Der-SchwurDer Schwur
Historischer Roman aus dem mexikanischen Unabhängigkeitskrieg

Dritter Teil
Der See Ostuta

Kapitel 5.2
Der Oberst der Obersten

Als der Mann mit dem schielenden Auge bei ihm war, sagte er in schmeichlerischem Ton: »Mein guter Freund, Euer Kostüm scheint mir sehr leicht, um Euch Leuten von Stand vorzustellen.«

Lantejas hatte in der Tat, dank der Fürsorge der Banditen, weiter nichts behalten, als sein Hemd und seine durch ihre Brutalitäten ziemlich arg zugerichteten Kniehosen. Obgleich der heuchlerische Ton dieses Mannes anfing, ihm ebenso viel Schrecken einzuflößen, als der empörende Anblick des anderen Anführers, so fühlte er doch, dass die Zeit zu kostbar sei, um länger zu zittern, ohne seine Erklärung abzugeben.

»Herr Capitano …«, begann er.

Der Anführer mit dem Schakalsgesicht unterbrach ihn.

»Nennt mich Herr Oberst der Obersten, dies ist ein Titel, auf den ich um so mehr Recht habe, da ich ihn mir aus eigener Machtvollkommenheit zugelegt und niemand das Recht hat, ihn mir zu verweigern.«

»Herr Oberst der Obersten«, begann der Hauptmann darauf, »wenn Eure Leute nicht Sorge getragen hätten, mich auszuplündern und mir meinen gestickten Dolman und meinen mit goldenen Borten besetzten Hut zu nehmen, so hättet Ihr mich weniger leicht gekleidet gefunden, doch darum handelt es sich jetzt nicht, ich habe ernstere Beschwerde zu führen.«

»Teufel, mein Freund, ein gestickter Dolman und ein goldbetresster Hut, das ist wichtig. Die Sachen müssen sich wiederfinden. Das sind zwei Dinge, die mir gerade fehlen.«

»Ich habe mich über eine unverzeihliche Gewalttätigkeit zu beklagen.

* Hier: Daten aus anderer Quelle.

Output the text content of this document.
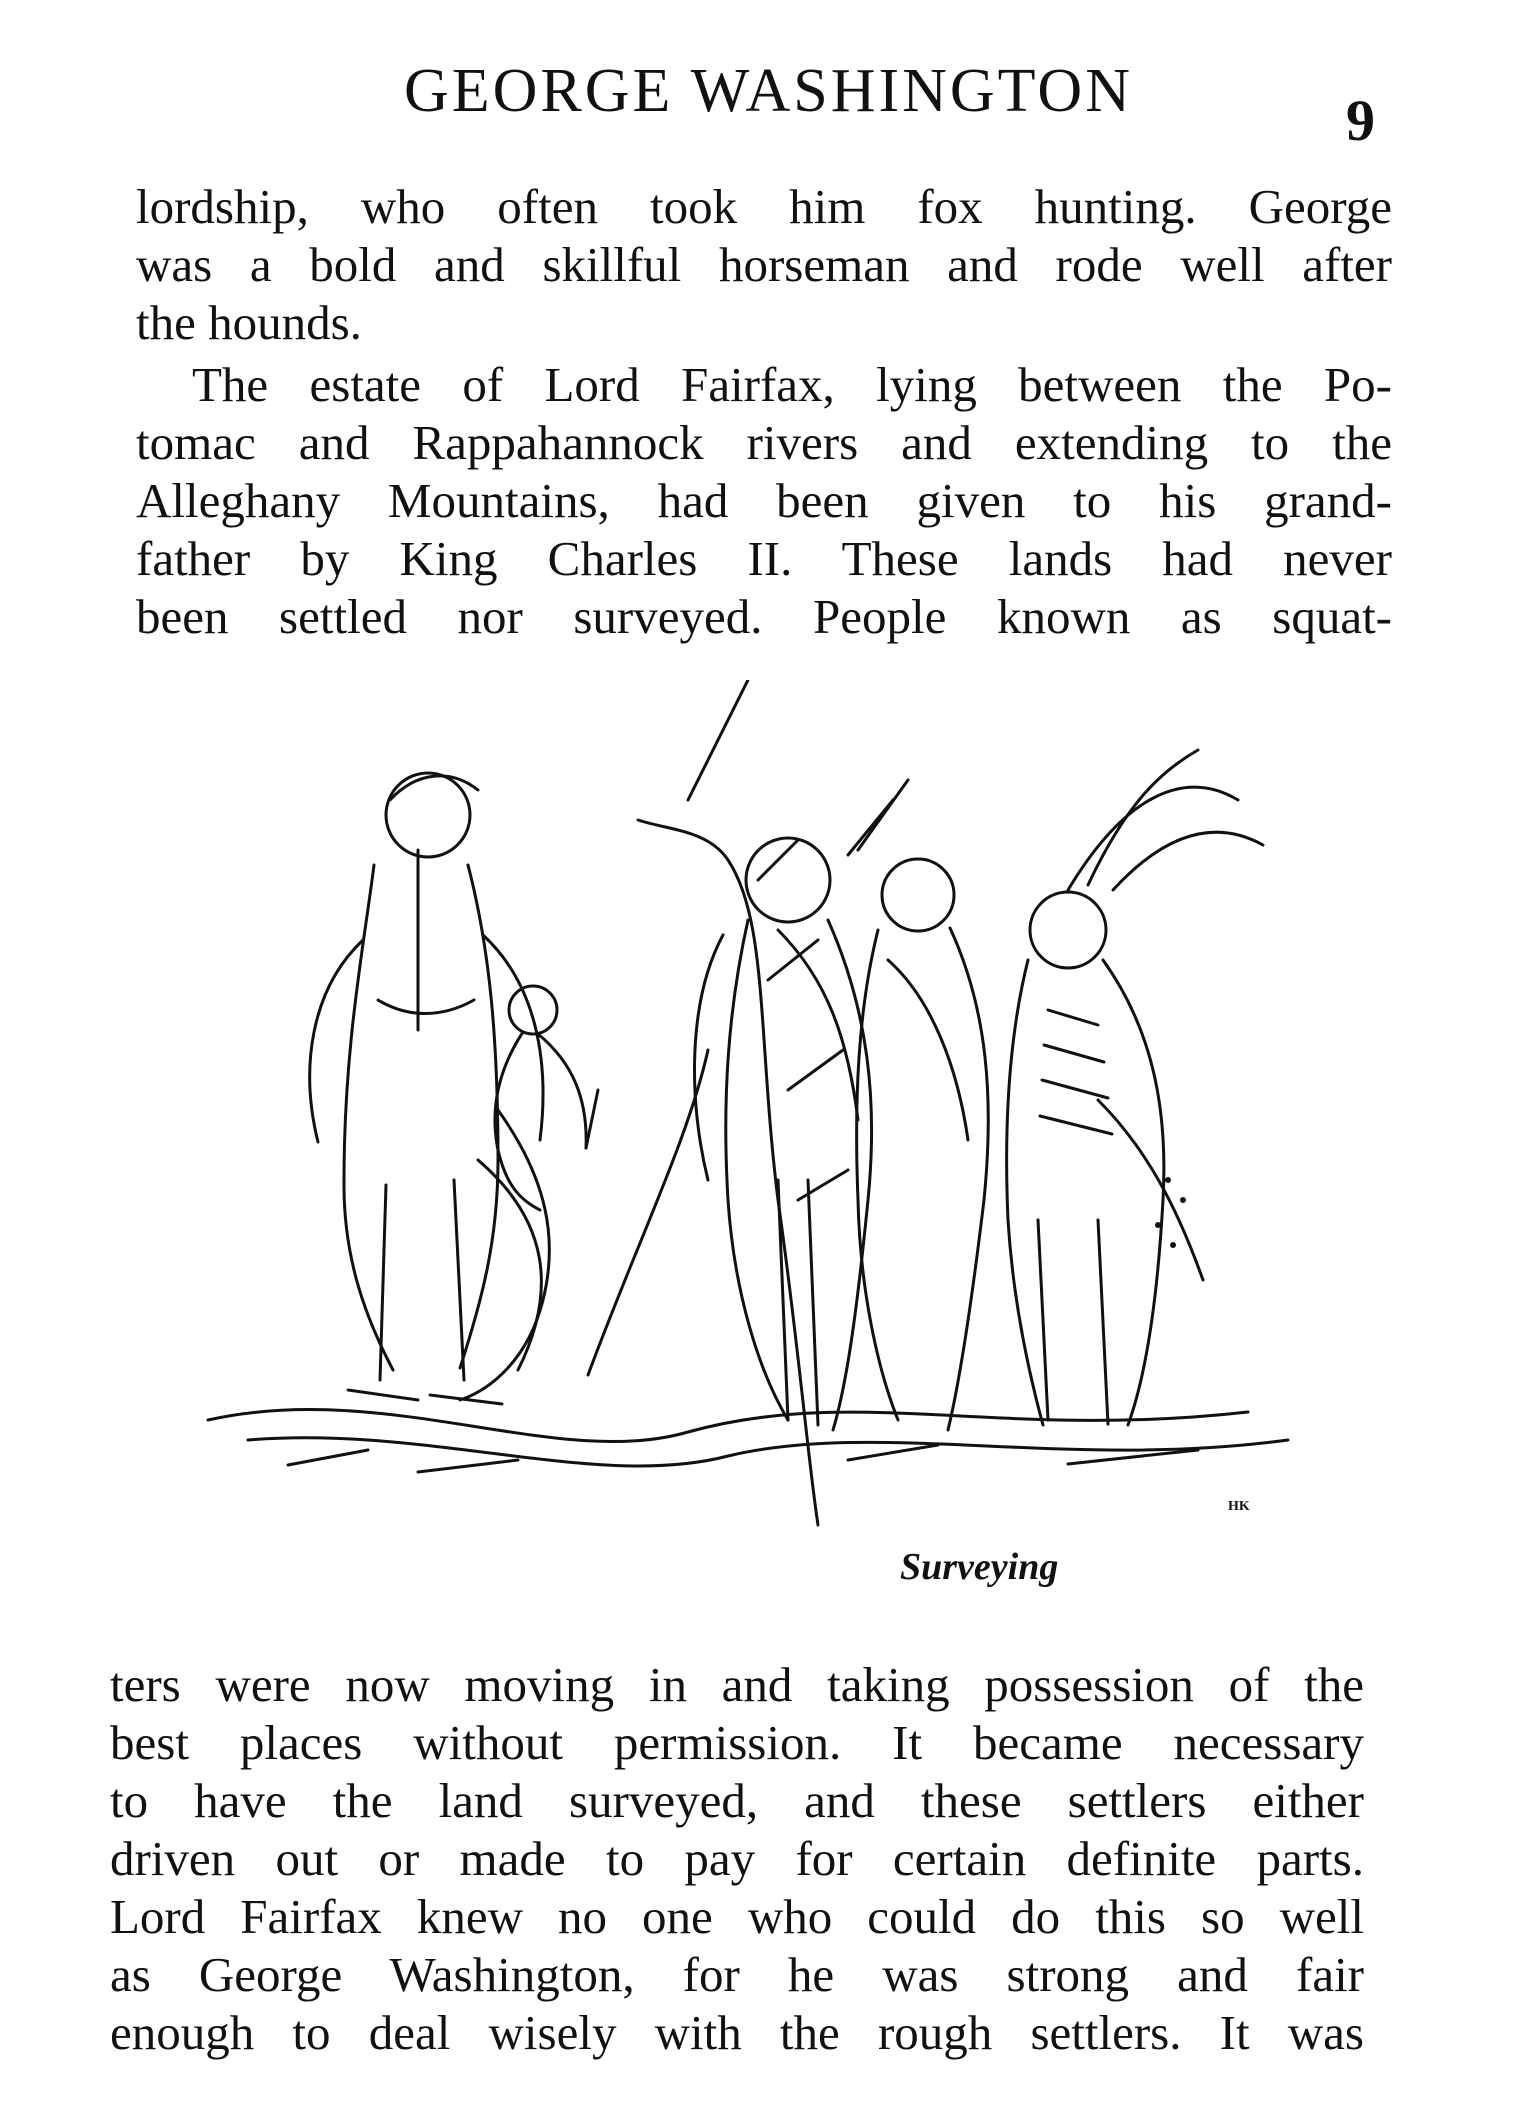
GEORGE WASHINGTON	9
lordship, who often took him fox hunting. George
was a bold and skillful horseman and rode well after
the hounds.
The estate of Lord Fairfax, lying between the Po-
tomac and Rappahannock rivers and extending to the
Alleghany Mountains, had been given to his grand-
father by King Charles II. These lands had never
been settled nor surveyed. People known as squat-
HK
Surveying
ters were now moving in and taking possession of the
best places without permission. It became necessary
to have the land surveyed, and these settlers either
driven out or made to pay for certain definite parts.
Lord Fairfax knew no one who could do this so well
as George Washington, for he was strong and fair
enough to deal wisely with the rough settlers. It was
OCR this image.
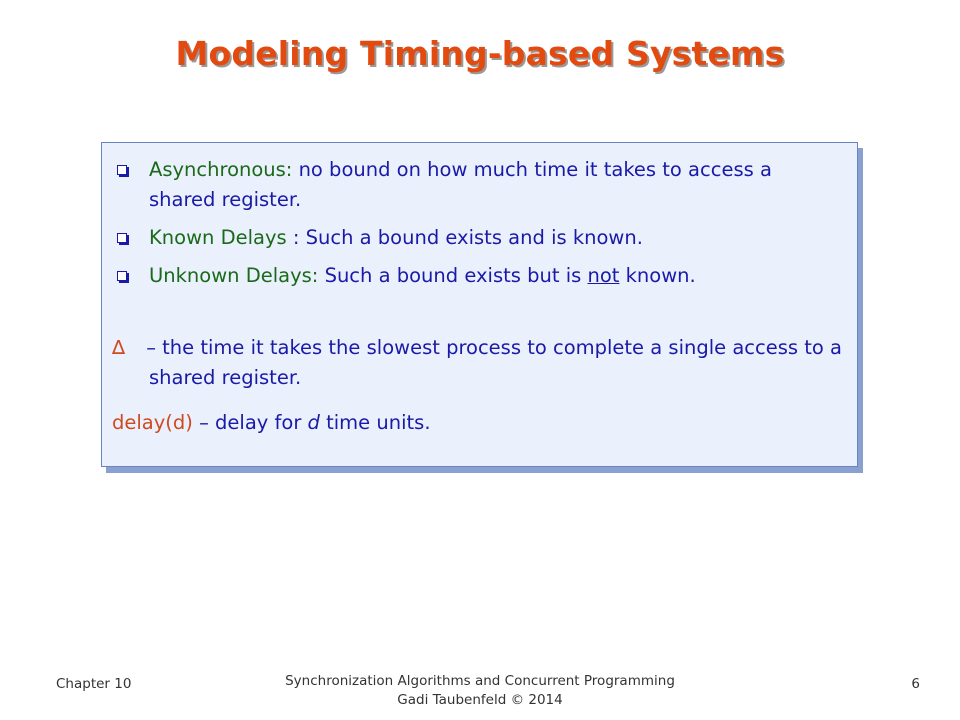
Modeling Timing-based Systems
Asynchronous: no bound on how much time it takes to access a shared register.
Known Delays : Such a bound exists and is known.
Unknown Delays: Such a bound exists but is not known.
∆ – the time it takes the slowest process to complete a single access to a shared register.
delay(d) – delay for d time units.
Chapter 10	Synchronization Algorithms and Concurrent Programming
Gadi Taubenfeld © 2014
6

Ich heiße Lantejas und diene der Junta von Zittacuaro, unter den Befehlen des berühmten Morelos, und ich bin Capitano, als welchen mich mein Auftrag ausweist …«

Ein plötzlicher und schrecklicher Gedanke unterbrach Don Cornelio. Zum ersten Mal erinnerte er sich seines Auftrages, seiner Depeschen und seiner Beglaubigungsbriefe, und alles dieses befand sich im Futter seines Dolmans, der ihm genommen war.

»Ihr nennt Euch Lantejas, mein guter Freund!«, rief der Oberst der Obersten entzückt aus. »Das ist ein herrliches Zusammentreffen« Der Hauptmann atmete leichter. »Das ist ein prächtiges Zusammentreffen – für uns, und Ihr könnt Euch sogleich davon überzeugen.«

Dieses Gespräch hatte an einem mit einer leinenen Decke behangenen Tisch stattgefunden, die der Banditenchef jetzt aufhob. Don Cornelio schauderte beim Anblick der drei auf diesem Tisch ausgestellten Köpfe.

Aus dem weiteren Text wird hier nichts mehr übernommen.